Coding 2022-09-18
I was thinking pretty hard about trying to beef up my enum function, but initial efforts didn't work, and I decided that trying to combine enums and classes wasn't worth it for now.
Anyway, then I spent most of today in a haze, so I didn't get much else done before now. I have concluded that I want to change up the stuff that I try to do relative to the tutorial, not because I refuse to do things that way because I know better, but because I've done things that way, and I want a change of pace.
So, I'm trying to figure out what it would take to parse Lox with an Earley parser instead of recursive descent.
Now, I tried to get some hands-on experience with Earley parsers, um, at the beginning of this year, apparently... Based on this series, which I'll be working from again.
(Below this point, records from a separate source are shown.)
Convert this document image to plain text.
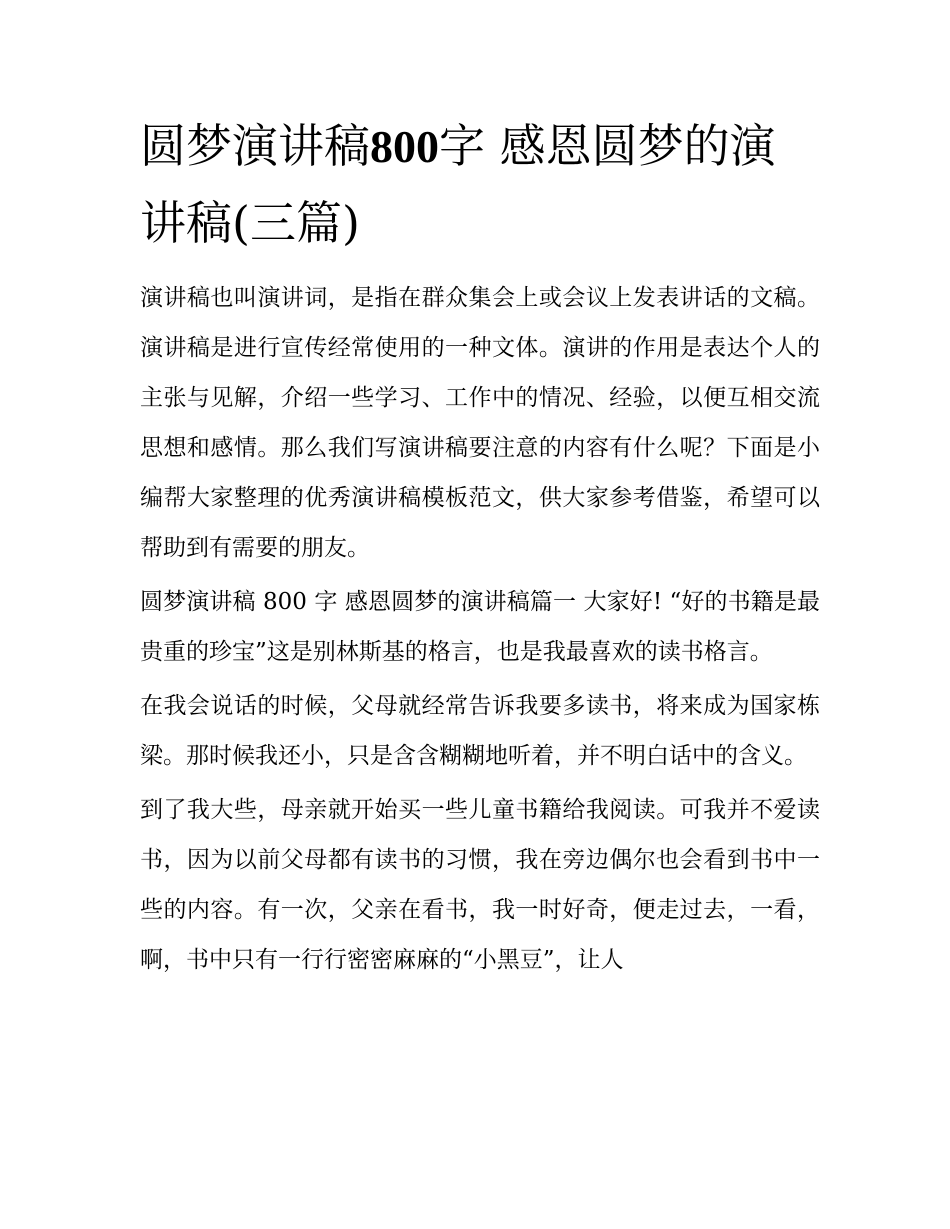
圆梦演讲稿800字 感恩圆梦的演讲稿(三篇)

演讲稿也叫演讲词，是指在群众集会上或会议上发表讲话的文稿。演讲稿是进行宣传经常使用的一种文体。演讲的作用是表达个人的主张与见解，介绍一些学习、工作中的情况、经验，以便互相交流思想和感情。那么我们写演讲稿要注意的内容有什么呢？下面是小编帮大家整理的优秀演讲稿模板范文，供大家参考借鉴，希望可以帮助到有需要的朋友。

圆梦演讲稿 800 字 感恩圆梦的演讲稿篇一 大家好! “好的书籍是最贵重的珍宝”这是别林斯基的格言，也是我最喜欢的读书格言。

在我会说话的时候，父母就经常告诉我要多读书，将来成为国家栋梁。那时候我还小，只是含含糊糊地听着，并不明白话中的含义。

到了我大些，母亲就开始买一些儿童书籍给我阅读。可我并不爱读书，因为以前父母都有读书的习惯，我在旁边偶尔也会看到书中一些的内容。有一次，父亲在看书，我一时好奇，便走过去，一看，啊，书中只有一行行密密麻麻的“小黑豆”，让人
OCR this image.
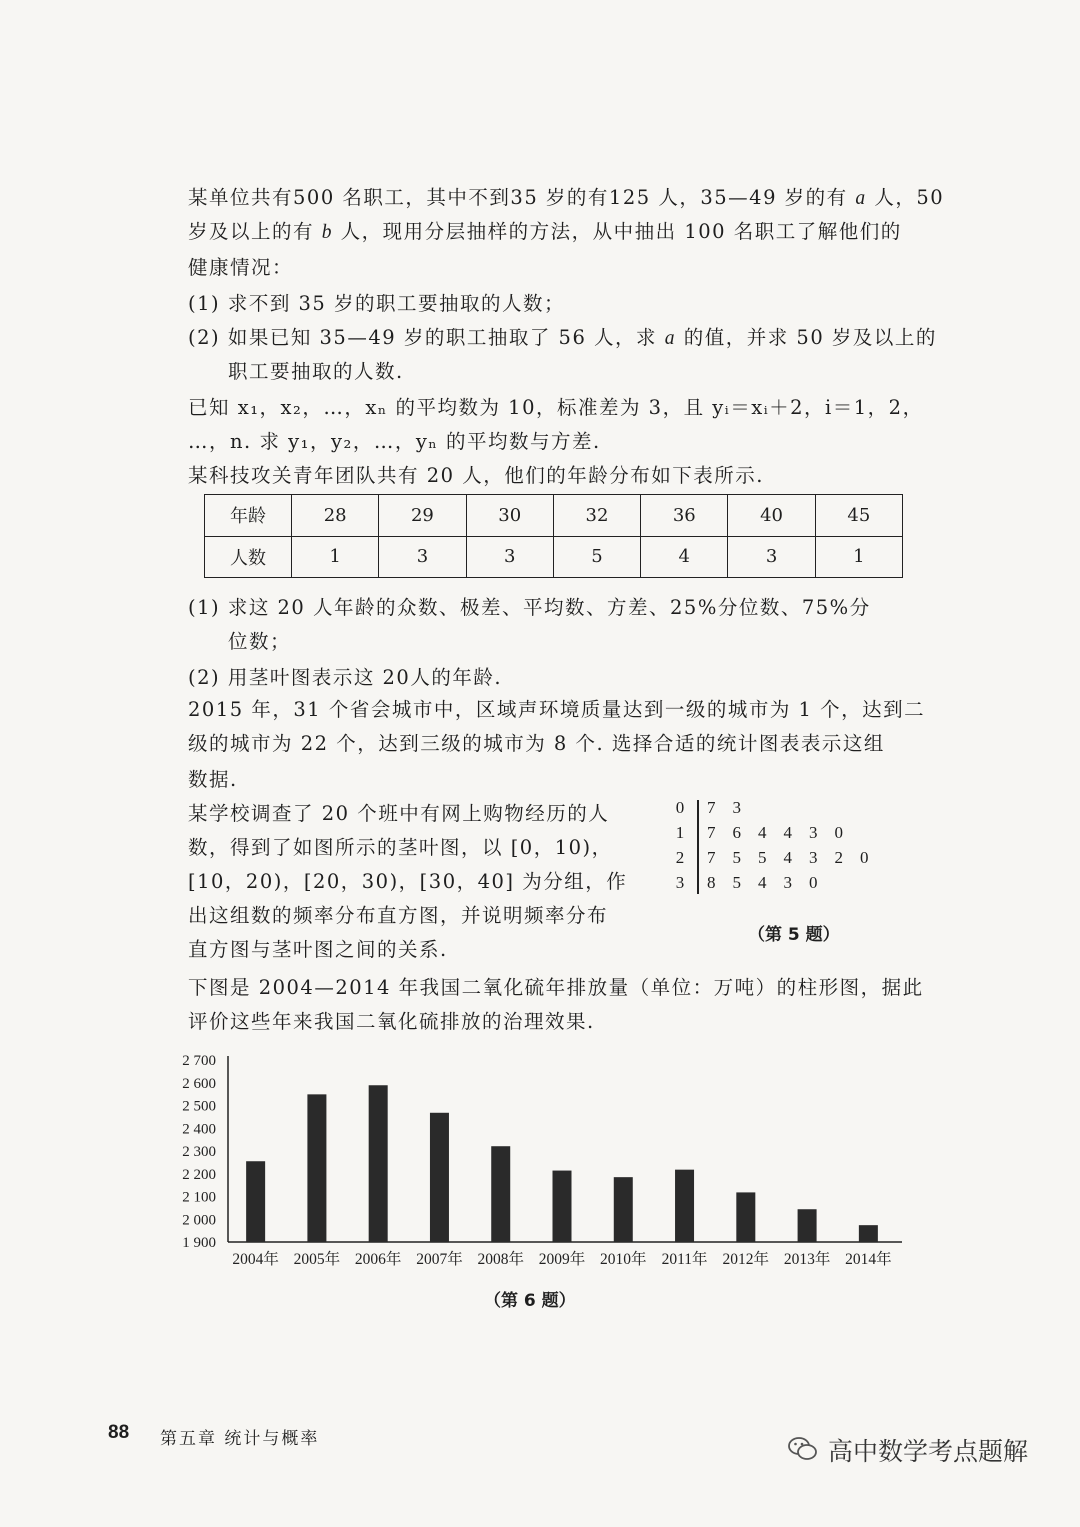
某单位共有500 名职工，其中不到35 岁的有125 人，35—49 岁的有 a 人，50
岁及以上的有 b 人，现用分层抽样的方法，从中抽出 100 名职工了解他们的
健康情况：
(1) 求不到 35 岁的职工要抽取的人数；
(2) 如果已知 35—49 岁的职工抽取了 56 人，求 a 的值，并求 50 岁及以上的
职工要抽取的人数.
已知 x₁，x₂，…，xₙ 的平均数为 10，标准差为 3，且 yᵢ＝xᵢ＋2，i＝1，2，
…，n. 求 y₁，y₂，…，yₙ 的平均数与方差.
某科技攻关青年团队共有 20 人，他们的年龄分布如下表所示.
年龄	28	29	30	32	36	40	45
人数	1	3	3	5	4	3	1
(1) 求这 20 人年龄的众数、极差、平均数、方差、25%分位数、75%分
位数；
(2) 用茎叶图表示这 20人的年龄.
2015 年，31 个省会城市中，区域声环境质量达到一级的城市为 1 个，达到二
级的城市为 22 个，达到三级的城市为 8 个. 选择合适的统计图表表示这组
数据.
某学校调查了 20 个班中有网上购物经历的人
数，得到了如图所示的茎叶图，以 [0，10)，
[10，20)，[20，30)，[30，40] 为分组，作
出这组数的频率分布直方图，并说明频率分布
直方图与茎叶图之间的关系.
0	7 3
1	7 6 4 4 3 0
2	7 5 5 4 3 2 0
3	8 5 4 3 0
（第 5 题）
下图是 2004—2014 年我国二氧化硫年排放量（单位：万吨）的柱形图，据此
评价这些年来我国二氧化硫排放的治理效果.
1 900
2 000
2 100
2 200
2 300
2 400
2 500
2 600
2 700
2004年 2005年 2006年 2007年 2008年 2009年 2010年 2011年 2012年 2013年 2014年
（第 6 题）
88 第五章 统计与概率	高中数学考点题解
I'm going to take things as they go, so maybe I'll get stuff done tonight, but what I want most is to plan this stuff properly.
Let's see what the current Lox expression grammar looks like in Earley parser terms:
- expression -> equality (identity)
- equality -> equality ["!=" "=="] comparison (expr.binary)
- equality -> comparison (identity)
- comparison -> comparison [">" ">=" "<" "<="] term (expr.binary)
- comparison -> term (identity)
- term -> term ["+" "-"] factor (expr.binary)
- term -> factor (identity)
- factor -> factor ["/" "*"] unary (expr.binary)
- factor -> unary (identity)
- unary -> ["!" "-"] unary (expr.unary)
- unary -> primary (identity)
- primary -> NUMBER (identity)
- primary -> STRING (identity)
- primary -> ["true" "false" "nil"] (identity)
- primary -> "(" expression ")" (expr.grouping or just identity, except it has to discard the parentheses)
Basically, each rule is going to be a non-terminal symbol on the left-hand-side, zero or more symbols on the right-hand-side, and a callback to construct the expression once it knows it has a parse.
(Now, if I can get all of this to work, that means I can drop the final "accumulate" step from the scanner and build everything in an iterator.)
Actually, to make this parse totally work, I do need to handle the EOF token somehow...
Anyway, I let this go too late, so I'm going to cut this here, and think about how to handle the data structures later.
Good night.